# Living in Abu Dhabi. Should I expect a higher salary?



## countingsheep (Aug 29, 2013)

I've been living for a while in Abu Dhabi, with a salary around 11 200 AED. I travel a lot, so I save a lot, and I sometimes get lots of overtime.

I've been renting for 60 000 AED (yearly), transportation for 750 AED, and food for 1500 AED.

Assuming that my monthly income is 11 200 AED, is saving 3700 AED considered okay for a fresh graduate engineer in a reputable company (from a reputable university)?

One of the best offers out there in my field are 13 500 AED.

I worry sometimes it's a low salary. Anyway, I think I'm gonna start looking for a 13k/month multinational company soon.

And, is it common for people in the UAE to make less (at the beginning) than what they would have made back in their own countries?

Thanks


----------



## busybee2 (Aug 8, 2013)

usually it may well be similar salaries but of course you can have the perks here of no tax etc so you end up with more.


----------



## AlexDhabi (Aug 23, 2012)

It is rare for fresh graduates in western countries to be able to save any money, so I think you are doing well. Good luck if you can find a secure job that offers you an increase.


----------



## earthworm88 (Jun 14, 2013)

As a fresh graduate, I think you have done quite well for yourself. You definitely have a good head on your shoulders to save a nice sum monthly. 
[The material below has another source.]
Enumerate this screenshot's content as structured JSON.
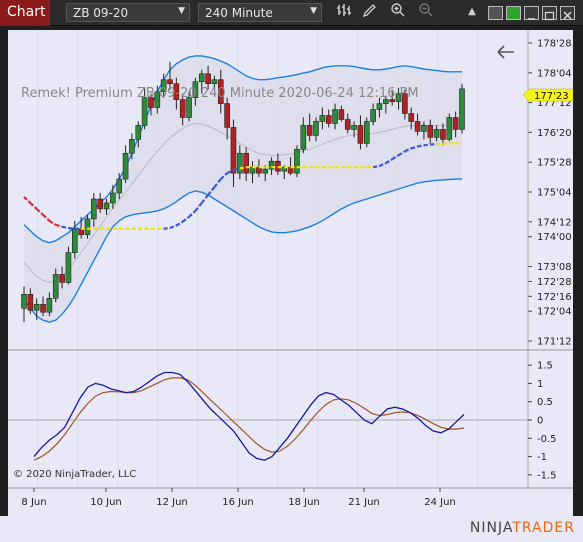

However, the most important question is are you happy with your current employment? What's another 2-3k if you are going to be miserable in your new environment? I am not saying you shouldn't strive for better, but as a fresh grad, you have a long road ahead of you and plenty of opportunities to make more. Now is the time to gain more experience and network, and many more doors will open automatically, so enjoy if you like what you are doing now. For the time being, don't hop from job to job just to chase that $ sign (unless you are being head hunted). I personally would not hire anyone with long resumes filled with "yearly" employments.


----------